I have returned many times to the worst affected areas to walk, to photograph, to observe. Months later the situation has not changed much, some paths have been cleared, limited areas of woodland have been cleared and there remain stretches of tombstone-like stumps. I collect the same shots, only the position of the forest changes. My outings become “cemetery” outings, where I feel more and more acutely the human guilt of this tragedy, the impact we are causing on the climate and, consequently, on the forests, ecosystems that are indispensable to our existence. I decided to try a different approach, collecting botanical elements at the crash sites. Twigs, needles, bark, leaves, lichen and mosses become little evidence of the effects of “Vaia”, proof on the one hand of the presence of trees that have ended and on the other of life that is resuming in different forms. They are traces of nature, but also a re-evocation of my passage, of my investigation of the “crime scene”. I record the geographical coordinates of the collection points.

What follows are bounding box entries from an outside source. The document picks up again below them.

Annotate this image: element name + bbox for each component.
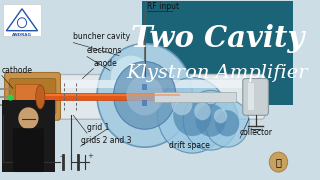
- Circle shape: [183, 90, 238, 150]
- Bar: [142, 84, 148, 90]
- Bar: [58, 80, 257, 88]
- Text: cathode: cathode: [2, 66, 33, 75]
- Text: collector: collector: [240, 128, 273, 137]
- Circle shape: [194, 102, 211, 120]
- Bar: [154, 92, 236, 102]
- Text: -: -: [60, 153, 62, 159]
- Text: ANDRAG: ANDRAG: [12, 33, 32, 37]
- Circle shape: [126, 75, 163, 115]
- Circle shape: [205, 99, 249, 147]
- Bar: [40, 93, 182, 100]
- Circle shape: [215, 110, 239, 136]
- FancyBboxPatch shape: [4, 73, 60, 120]
- FancyBboxPatch shape: [9, 78, 56, 114]
- FancyBboxPatch shape: [13, 128, 44, 172]
- Circle shape: [173, 94, 212, 136]
- Circle shape: [196, 104, 226, 137]
- Text: buncher cavity: buncher cavity: [73, 32, 131, 41]
- Text: 🐕: 🐕: [276, 157, 281, 167]
- Bar: [248, 84, 254, 110]
- Circle shape: [157, 77, 227, 153]
- Ellipse shape: [36, 85, 45, 109]
- Circle shape: [172, 93, 192, 115]
- Bar: [15, 84, 40, 108]
- Text: RF input: RF input: [148, 2, 180, 11]
- Text: Klystron Amplifier: Klystron Amplifier: [127, 64, 308, 82]
- Circle shape: [269, 152, 288, 172]
- Bar: [42, 94, 180, 96]
- Circle shape: [111, 56, 151, 99]
- Circle shape: [114, 62, 176, 129]
- FancyBboxPatch shape: [50, 75, 265, 119]
- Circle shape: [214, 109, 227, 123]
- Text: Two Cavity: Two Cavity: [131, 24, 304, 53]
- Bar: [142, 1, 293, 105]
- Text: drift space: drift space: [170, 141, 210, 150]
- Text: grid 1: grid 1: [87, 123, 109, 132]
- FancyBboxPatch shape: [243, 78, 268, 115]
- Bar: [142, 100, 148, 106]
- FancyBboxPatch shape: [2, 100, 55, 172]
- Text: anode: anode: [93, 58, 117, 68]
- Circle shape: [18, 107, 38, 129]
- Circle shape: [97, 44, 192, 147]
- Text: +: +: [87, 153, 93, 159]
- Text: electrons: electrons: [87, 46, 122, 55]
- Bar: [3, 4, 41, 36]
- Text: grids 2 and 3: grids 2 and 3: [81, 136, 131, 145]
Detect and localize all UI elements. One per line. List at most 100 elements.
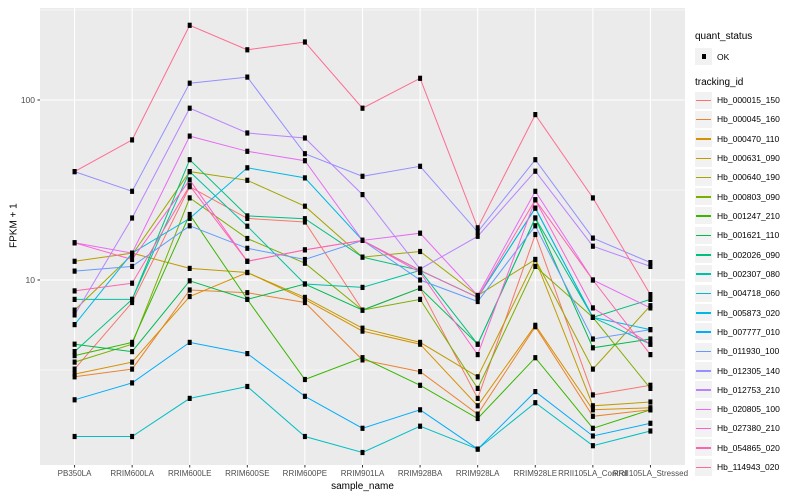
data-point-Hb_000631_090 [360,325,365,331]
data-point-Hb_020805_100 [130,250,135,256]
legend-label: Hb_004718_060 [717,288,780,299]
data-point-Hb_011930_100 [187,223,192,229]
data-point-Hb_002026_090 [475,341,480,347]
legend-key-box [695,149,712,167]
data-point-Hb_000470_110 [187,293,192,300]
data-point-Hb_012305_140 [533,157,538,163]
data-point-Hb_012753_210 [302,135,307,141]
data-point-Hb_027380_210 [130,256,135,263]
legend-key-box [695,168,712,186]
data-point-Hb_012305_140 [418,163,423,169]
series-color-line-icon [696,447,711,449]
legend-label: Hb_054865_020 [717,442,780,453]
legend-entry-Hb_000470_110: Hb_000470_110 [695,130,780,148]
legend-entry-Hb_000631_090: Hb_000631_090 [695,149,780,167]
x-tick-label: RRIM600LE [168,469,212,478]
data-point-Hb_004718_060 [533,400,538,406]
legend-entry-Hb_012753_210: Hb_012753_210 [695,381,780,399]
legend-key-box [695,207,712,225]
data-point-Hb_005873_020 [302,175,307,181]
data-point-Hb_007777_010 [187,339,192,345]
data-point-Hb_000803_090 [648,385,653,391]
data-point-Hb_000640_190 [590,366,595,372]
data-point-Hb_000470_110 [590,407,595,413]
data-point-Hb_012753_210 [72,312,77,318]
data-point-Hb_007777_010 [533,389,538,395]
legend-label: Hb_000045_160 [717,114,780,125]
y-tick-label: 10 [26,275,36,285]
legend-key-box [695,400,712,418]
data-point-Hb_054865_020 [418,267,423,273]
data-point-Hb_004718_060 [590,443,595,449]
data-point-Hb_020805_100 [648,305,653,311]
data-point-Hb_001621_110 [590,345,595,351]
x-tick-label: RRIM928BA [398,469,443,478]
data-point-Hb_012305_140 [360,173,365,179]
data-point-Hb_012305_140 [648,260,653,266]
data-point-Hb_001621_110 [130,349,135,355]
data-point-Hb_027380_210 [72,240,77,246]
data-point-Hb_012753_210 [245,130,250,136]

Geographic coordinates are values used to identify the position of a point on the earth’s surface. They are latitude, longitude and altitude. Latitude is the angular distance of a point from the equator and longitude is the angular distance of a point from an arbitrary reference meridian along the same parallel as the location. Since 1884, the prime meridian of reference has been conventionally fixed at Greenwich. Its longitude is therefore 0°. Altitude is the distance, measured along the vertical of the point considered on the earth’s surface, from sea level. Historically, the order in which co-ordinates were indicated was always the same, first latitude and then longitude, using different formats for writing degrees. In this project the position is expressed in sexagesimal base, with seconds in decimal format. The points where there is nothing left to grasp will become the empty spaces of the exhibition. With the botanical elements I print small cards using the cyanotype technique, images fixed by sunlight on cards treated with a solution of iron salts. There are hundreds of contact images characterised by intense shades of blue. The result is a photographic project without the use of a camera, where the photographer becomes a craftsman and an artist.